Eis como a mediunidade escrevente se desenvolveu no Dr. B. Cyriax, diretor do Neu Spiritualistische Blätter, de Berlim. Essa narrativa foi extraída de sua obra Wie ich ein Spiritualist geworden bin.


O autor conta que, resolvido a estudar o fenômeno, desejava fazer pesquisas em sua própria casa, no seio de sua família, a fim de estar plenamente convencido de que nenhuma fraude produzir-se-ia.


Durante dezenove sessões, nenhum resultado obteve; foi somente na vigésima que movimentos da mesa vieram animá-lo a prosseguir esse inquérito, que ele estava a ponto de abandonar.


Cedamos-lhe a palavra:


“Nessa vigésima sessão, senti, de repente, uma sensação muito particular: ora de calor, ora de frio; percebi, em seguida, uma espécie de corrente de ar frio que passava pelo meu rosto e pelas minhas mãos; depois, pareceu-me que meu braço esquerdo estava, como se costuma dizer, dormente; mas a impressão era completamente diferente da de fadiga, que eu sentia nas outras sessões e que podia fazer cessar, quer mudando de posição, quer mexendo os braços, as mãos ou os dedos. Nessa ocasião, meu braço estava, por assim dizer, paralisado e minha vontade era impotente para fazê-lo mover, e muito menos aos meus dedos; tive, em seguida, o sentimento de que alguém punha meu braço em movimento, e tal foi à rapidez com que ele se agitou que não consegui retê-lo.
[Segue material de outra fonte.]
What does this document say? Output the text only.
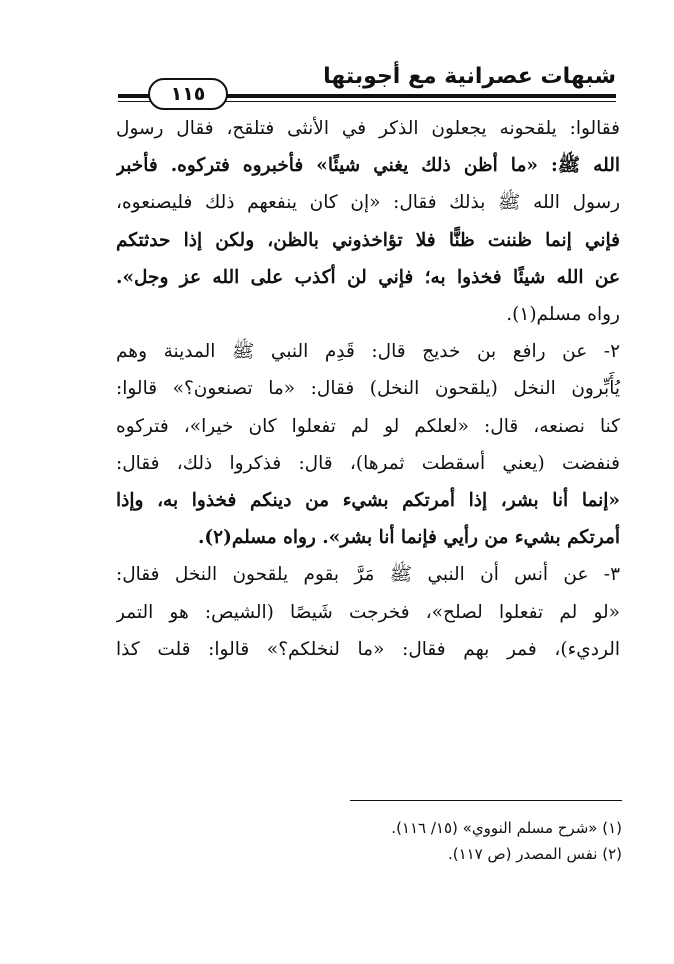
شبهات عصرانية مع أجوبتها
١١٥
فقالوا: يلقحونه يجعلون الذكر في الأنثى فتلقح، فقال رسول
الله ﷺ: «ما أظن ذلك يغني شيئًا» فأخبروه فتركوه. فأخبر
رسول الله ﷺ بذلك فقال: «إن كان ينفعهم ذلك فليصنعوه،
فإني إنما ظننت ظنًّا فلا تؤاخذوني بالظن، ولكن إذا حدثتكم
عن الله شيئًا فخذوا به؛ فإني لن أكذب على الله عز وجل».
رواه مسلم(١).
٢- عن رافع بن خديج قال: قَدِم النبي ﷺ المدينة وهم
يُأَبِّرون النخل (يلقحون النخل) فقال: «ما تصنعون؟» قالوا:
كنا نصنعه، قال: «لعلكم لو لم تفعلوا كان خيرا»، فتركوه
فنفضت (يعني أسقطت ثمرها)، قال: فذكروا ذلك، فقال:
«إنما أنا بشر، إذا أمرتكم بشيء من دينكم فخذوا به، وإذا
أمرتكم بشيء من رأيي فإنما أنا بشر». رواه مسلم(٢).
٣- عن أنس أن النبي ﷺ مَرَّ بقوم يلقحون النخل فقال:
«لو لم تفعلوا لصلح»، فخرجت شَيصًا (الشيص: هو التمر
الرديء)، فمر بهم فقال: «ما لنخلكم؟» قالوا: قلت كذا
(١) «شرح مسلم النووي» (١٥/ ١١٦).
(٢) نفس المصدر (ص ١١٧).
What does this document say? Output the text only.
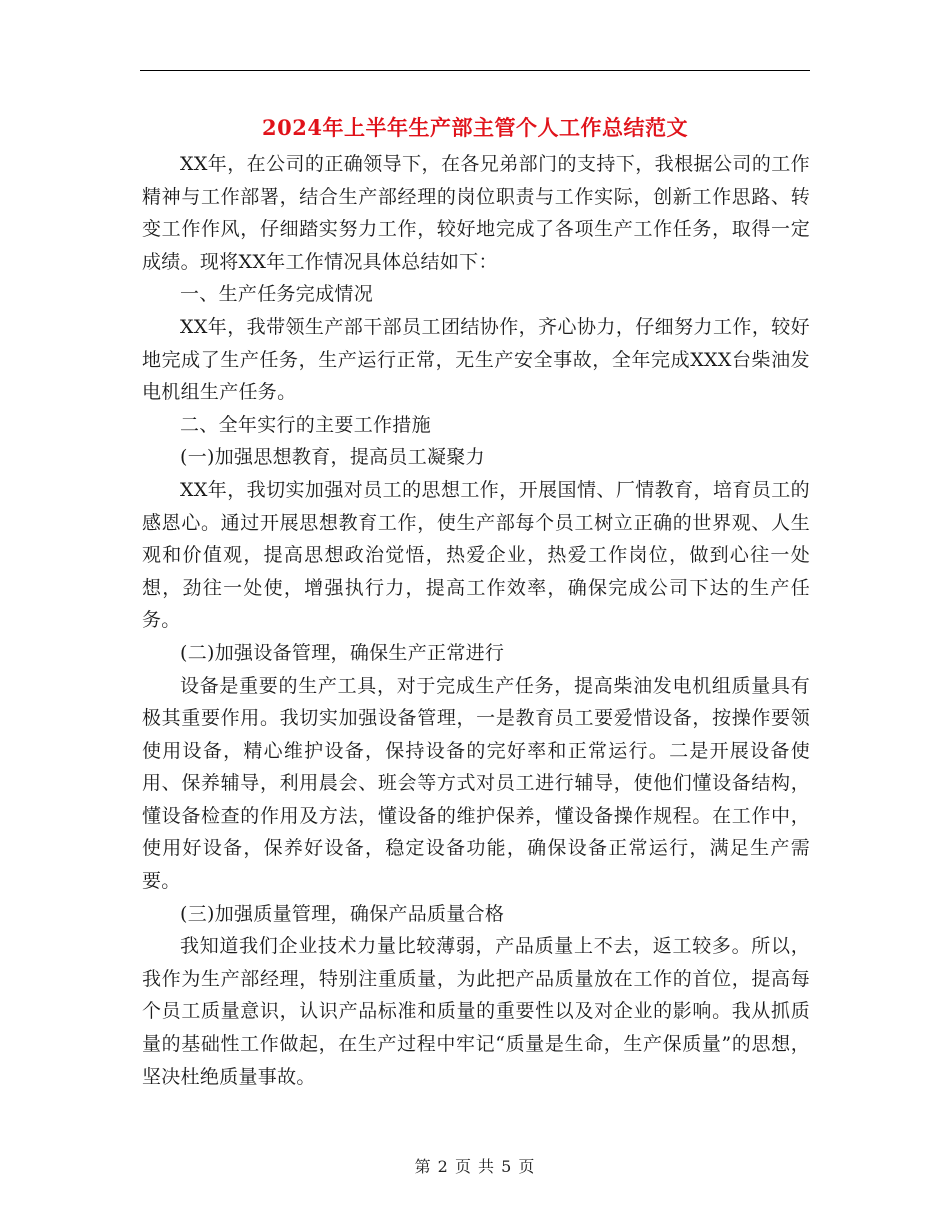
2024年上半年生产部主管个人工作总结范文

XX年，在公司的正确领导下，在各兄弟部门的支持下，我根据公司的工作精神与工作部署，结合生产部经理的岗位职责与工作实际，创新工作思路、转变工作作风，仔细踏实努力工作，较好地完成了各项生产工作任务，取得一定成绩。现将XX年工作情况具体总结如下：

一、生产任务完成情况

XX年，我带领生产部干部员工团结协作，齐心协力，仔细努力工作，较好地完成了生产任务，生产运行正常，无生产安全事故，全年完成XXX台柴油发电机组生产任务。

二、全年实行的主要工作措施

(一)加强思想教育，提高员工凝聚力

XX年，我切实加强对员工的思想工作，开展国情、厂情教育，培育员工的感恩心。通过开展思想教育工作，使生产部每个员工树立正确的世界观、人生观和价值观，提高思想政治觉悟，热爱企业，热爱工作岗位，做到心往一处想，劲往一处使，增强执行力，提高工作效率，确保完成公司下达的生产任务。

(二)加强设备管理，确保生产正常进行

设备是重要的生产工具，对于完成生产任务，提高柴油发电机组质量具有极其重要作用。我切实加强设备管理，一是教育员工要爱惜设备，按操作要领使用设备，精心维护设备，保持设备的完好率和正常运行。二是开展设备使用、保养辅导，利用晨会、班会等方式对员工进行辅导，使他们懂设备结构，懂设备检查的作用及方法，懂设备的维护保养，懂设备操作规程。在工作中，使用好设备，保养好设备，稳定设备功能，确保设备正常运行，满足生产需要。

(三)加强质量管理，确保产品质量合格

我知道我们企业技术力量比较薄弱，产品质量上不去，返工较多。所以，我作为生产部经理，特别注重质量，为此把产品质量放在工作的首位，提高每个员工质量意识，认识产品标准和质量的重要性以及对企业的影响。我从抓质量的基础性工作做起，在生产过程中牢记“质量是生命，生产保质量”的思想，坚决杜绝质量事故。

第 2 页 共 5 页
“Como esses movimentos eram análogos aos que fazemos para escrever, minha esposa foi buscar papel e um lápis e colocou-os na mesa; de um salto, minha mão esquerda apodera-se do lápis e, durantealguns minutos, traça sinais no ar com incrível rapidez, de sorte que meus dois vizinhos eram forçados a inclinar-se para trás a fim de não serem atingidos; após isso, minha mão abaixa-se bruscamente para o papel, fere-o violentamente, e quebra a ponta do lápis. Nesse momento, com a mão repousada docemente na mesa, compreendi perfeitamente que a minha vontade tinha sido inteiramente neutra nos movimentos executados; compreendi também que eu não a dominava na fase atual de repouso. O fato é que não pude reter meus gestos e que, no momento do repouso, não me foi possível mover o braço, que estava insensível e como se não me pertencesse.


“Logo que o lápis, aparado de novo, foi posto outra vez ao meu alcance, minha mão tomou-o e começou a estragar algumas folhas de papel, cobrindo-as de traços grossos e de rasgões; depois acalmou-se e, com profundo espanto nosso, pôs-se a fazer exercícios de escrita, tais como costumam fazer as crianças: primeiro traços, pauzinhos; depois N, M, A, C, etc.; e finalmente o O, sobre o qual fiquei muito tempo, até que a força que animava o meu braço conseguiu fazê-lo mover em círculo, sempre o mesmo, com grande rapidez. Depois disso, a força, como que exausta, deixou de agitar-me o braço; senti uma nova corrente de ar frio passar através e sobre minha mão e, em pouco tempo, toda a fadiga e toda a dor havia desaparecido.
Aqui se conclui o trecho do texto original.